El dilema consiste en que si se le expulsa, la OEA perderá cualquier capacidad y autoridad para exigirle nada a Venezuela, pues ese país ya estará fuera del sistema. La influencia de la Organización sobre el gobierno de Caracas será la misma que pudiera tener frente a Corea del Norte, que tampoco es parte del organismo. Por otra parte, si la OEA no aplica la máxima sanción a su alcance para modificar el rumbo de esa nación sudamericana, el mensaje al resto de la comunidad sería que cualquier país puede violar las reglas sin que haya consecuencias. En verdad, estamos en presencia de un complejo dilema.
Si se le expulsa de la OEA, como lo dicta la norma, Maduro tendrá las manos totalmente libres para imponer un Estado de excepción, coartar las libertades de cualquier opositor y gobernar con poderes dictatoriales. Ya no tendrá obligación alguna de acatar las recomendaciones o las medidas que determine el organismo, pues ya no será parte de ese club de naciones. De manera retórica escudará sus intenciones autoritarias y antidemocráticas en un discurso que traslade las culpas a alguna conspiración internacional o a la acción del imperialismo. Lo de siempre. Dirá que es un timbre de orgullo que se le margine de la OEA por ser un instrumento de Washington, del neoliberalismo y de organizaciones preocupadas por los derechos humanos. Lo de siempre.
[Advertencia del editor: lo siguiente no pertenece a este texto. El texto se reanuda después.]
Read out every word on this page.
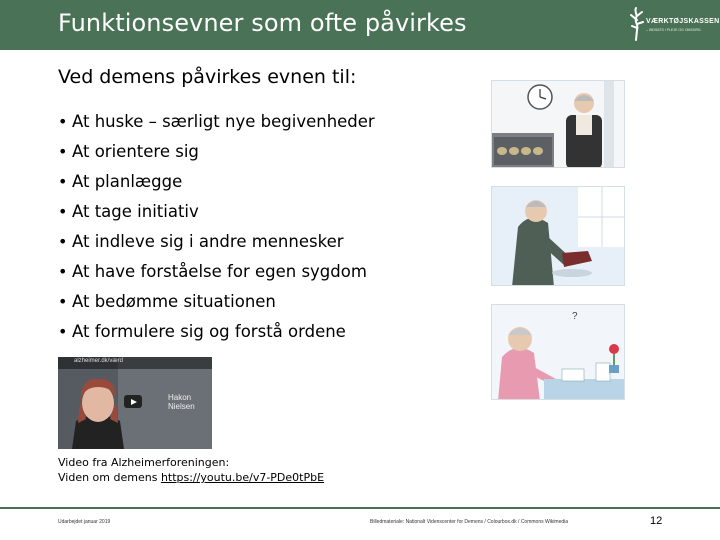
Funktionsevner som ofte påvirkes	VÆRKTØJSKASSEN
– INDSATS I PLEJE OG OMSORG
Ved demens påvirkes evnen til:
• At huske – særligt nye begivenheder
• At orientere sig
• At planlægge
• At tage initiativ
• At indleve sig i andre mennesker
• At have forståelse for egen sygdom
• At bedømme situationen
• At formulere sig og forstå ordene
?
alzheimer.dk/værd
Hakon Nielsen
Video fra Alzheimerforeningen:
Viden om demens https://youtu.be/v7-PDe0tPbE
Udarbejdet januar 2019	Billedmateriale: Nationalt Videnscenter for Demens / Colourbox.dk / Commons Wikimedia	12
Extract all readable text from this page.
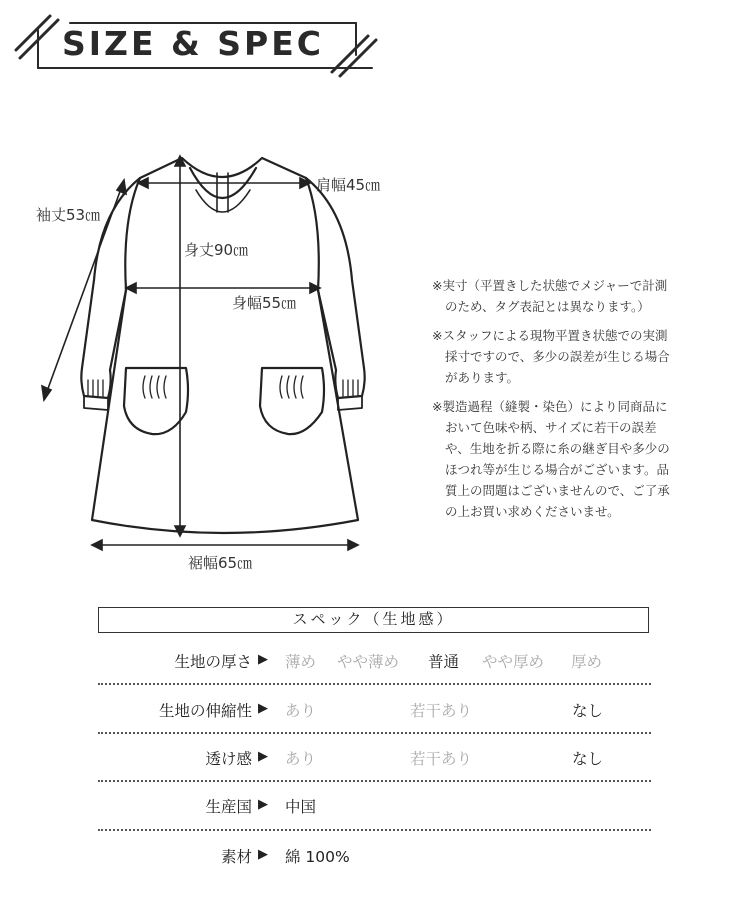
SIZE & SPEC
袖丈53㎝
肩幅45㎝
身丈90㎝
身幅55㎝
裾幅65㎝
※実寸（平置きした状態でメジャーで計測
のため、タグ表記とは異なります。）
※スタッフによる現物平置き状態での実測
採寸ですので、多少の誤差が生じる場合
があります。
※製造過程（縫製・染色）により同商品に
おいて色味や柄、サイズに若干の誤差
や、生地を折る際に糸の継ぎ目や多少の
ほつれ等が生じる場合がございます。品
質上の問題はございませんので、ご了承
の上お買い求めくださいませ。
スペック（生地感）
生地の厚さ ▶ 薄め やや薄め 普通 やや厚め 厚め
生地の伸縮性 ▶ あり	若干あり	なし
透け感 ▶ あり	若干あり	なし
生産国 ▶ 中国
素材 ▶ 綿 100%
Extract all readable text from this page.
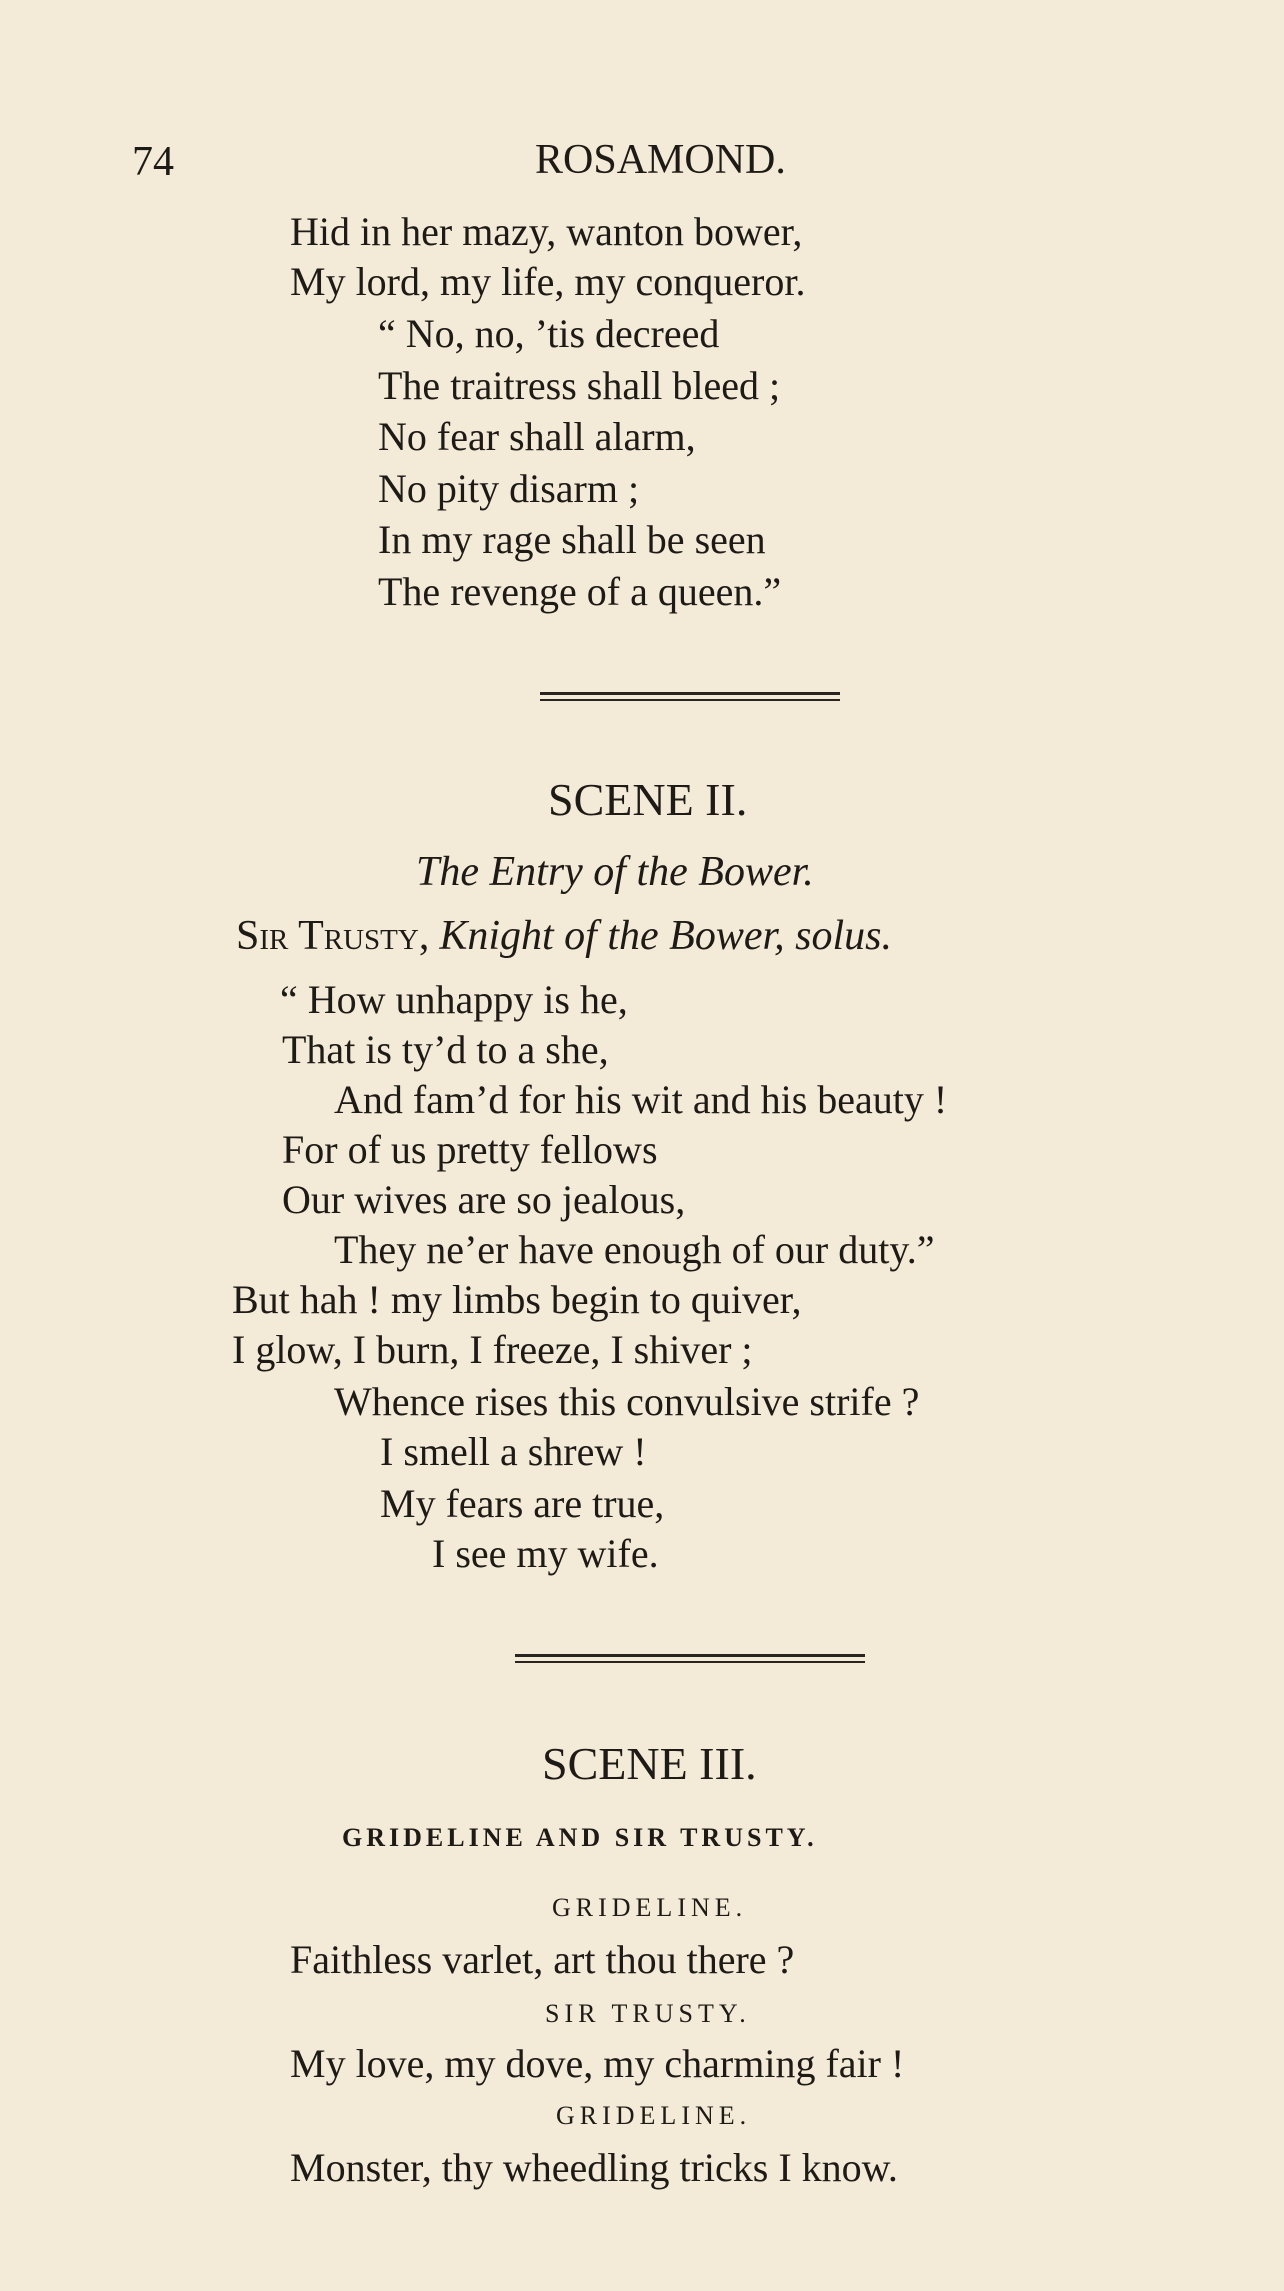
74	ROSAMOND.
Hid in her mazy, wanton bower,
My lord, my life, my conqueror.
“ No, no, ’tis decreed
The traitress shall bleed ;
No fear shall alarm,
No pity disarm ;
In my rage shall be seen
The revenge of a queen.”
SCENE II.
The Entry of the Bower.
Sir Trusty, Knight of the Bower, solus.
“ How unhappy is he,
That is ty’d to a she,
And fam’d for his wit and his beauty !
For of us pretty fellows
Our wives are so jealous,
They ne’er have enough of our duty.”
But hah ! my limbs begin to quiver,
I glow, I burn, I freeze, I shiver ;
Whence rises this convulsive strife ?
I smell a shrew !
My fears are true,
I see my wife.
SCENE III.
GRIDELINE AND SIR TRUSTY.
GRIDELINE.
Faithless varlet, art thou there ?
SIR TRUSTY.
My love, my dove, my charming fair !
GRIDELINE.
Monster, thy wheedling tricks I know.
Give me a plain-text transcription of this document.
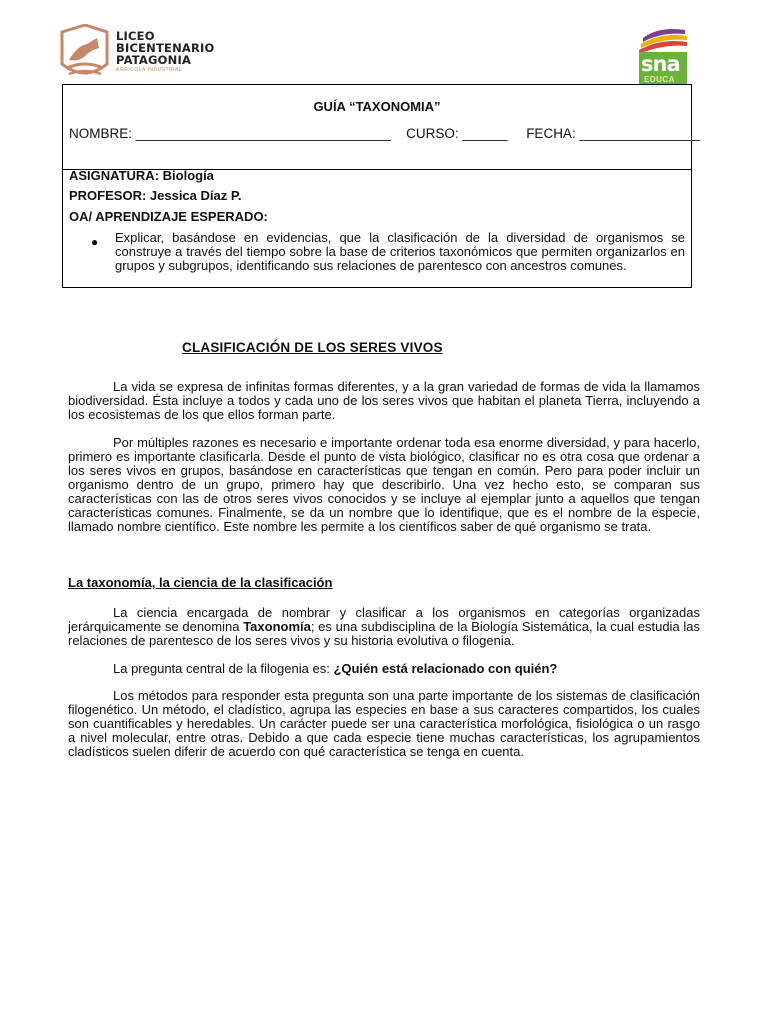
LICEO
BICENTENARIO
PATAGONIA
AGRÍCOLA INDUSTRIAL	sna
EDUCA
GUÍA “TAXONOMIA”
NOMBRE: __________________________________ CURSO: ______ FECHA: ________________
ASIGNATURA: Biología
PROFESOR: Jessica Díaz P.
OA/ APRENDIZAJE ESPERADO:
● Explicar, basándose en evidencias, que la clasificación de la diversidad de organismos se construye a través del tiempo sobre la base de criterios taxonómicos que permiten organizarlos en grupos y subgrupos, identificando sus relaciones de parentesco con ancestros comunes.
CLASIFICACIÓN DE LOS SERES VIVOS

La vida se expresa de infinitas formas diferentes, y a la gran variedad de formas de vida la llamamos biodiversidad. Ésta incluye a todos y cada uno de los seres vivos que habitan el planeta Tierra, incluyendo a los ecosistemas de los que ellos forman parte.

Por múltiples razones es necesario e importante ordenar toda esa enorme diversidad, y para hacerlo, primero es importante clasificarla. Desde el punto de vista biológico, clasificar no es otra cosa que ordenar a los seres vivos en grupos, basándose en características que tengan en común. Pero para poder incluir un organismo dentro de un grupo, primero hay que describirlo. Una vez hecho esto, se comparan sus características con las de otros seres vivos conocidos y se incluye al ejemplar junto a aquellos que tengan características comunes. Finalmente, se da un nombre que lo identifique, que es el nombre de la especie, llamado nombre científico. Este nombre les permite a los científicos saber de qué organismo se trata.

La taxonomía, la ciencia de la clasificación

La ciencia encargada de nombrar y clasificar a los organismos en categorías organizadas jerárquicamente se denomina Taxonomía; es una subdisciplina de la Biología Sistemática, la cual estudia las relaciones de parentesco de los seres vivos y su historia evolutiva o filogenia.

La pregunta central de la filogenia es: ¿Quién está relacionado con quién?

Los métodos para responder esta pregunta son una parte importante de los sistemas de clasificación filogenético. Un método, el cladístico, agrupa las especies en base a sus caracteres compartidos, los cuales son cuantificables y heredables. Un carácter puede ser una característica morfológica, fisiológica o un rasgo a nivel molecular, entre otras. Debido a que cada especie tiene muchas características, los agrupamientos cladísticos suelen diferir de acuerdo con qué característica se tenga en cuenta.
En realidad, la crisis venezolana debería detonar un nuevo debate sobre el funcionamiento de la OEA. De muy poco le sirve a una sociedad como la venezolana que su país, es decir su gobierno, sea expulsado de un organismo internacional si a cambio de ello no recobra sus instituciones, sus facultades democráticas y sus libertades.
El debate en la OEA, como organismo subsidiario de la ONU, debe considerar la responsabilidad de proteger a la ciudadanía ante actos arbitrarios de autoridad que ponen en peligro la estabilidad de un país y de la región. Si la crisis venezolana se profundiza no es remoto que sus problemas tengan repercusiones en los países vecinos. No puede descartarse un éxodo masivo a Colombia, por ejemplo.
Más que la expulsión de Venezuela del seno de la OEA debería contemplarse la aplicación de sanciones, especialmente económicas, que afecten directamente a la clase dirigente venezolana y terminen por persuadirla de corregir el rumbo, restablecer el orden constitucional y democrático y que el gobierno acate la voluntad popular. La expulsión por si misma no surtirá el efecto deseado y, más allá de marginar a Caracas de la escena regional, puede desembocar en que la oposición se vea orillada a enfrentar la fuerza del Estado sin mecanismos de presión de la comunidad internacional.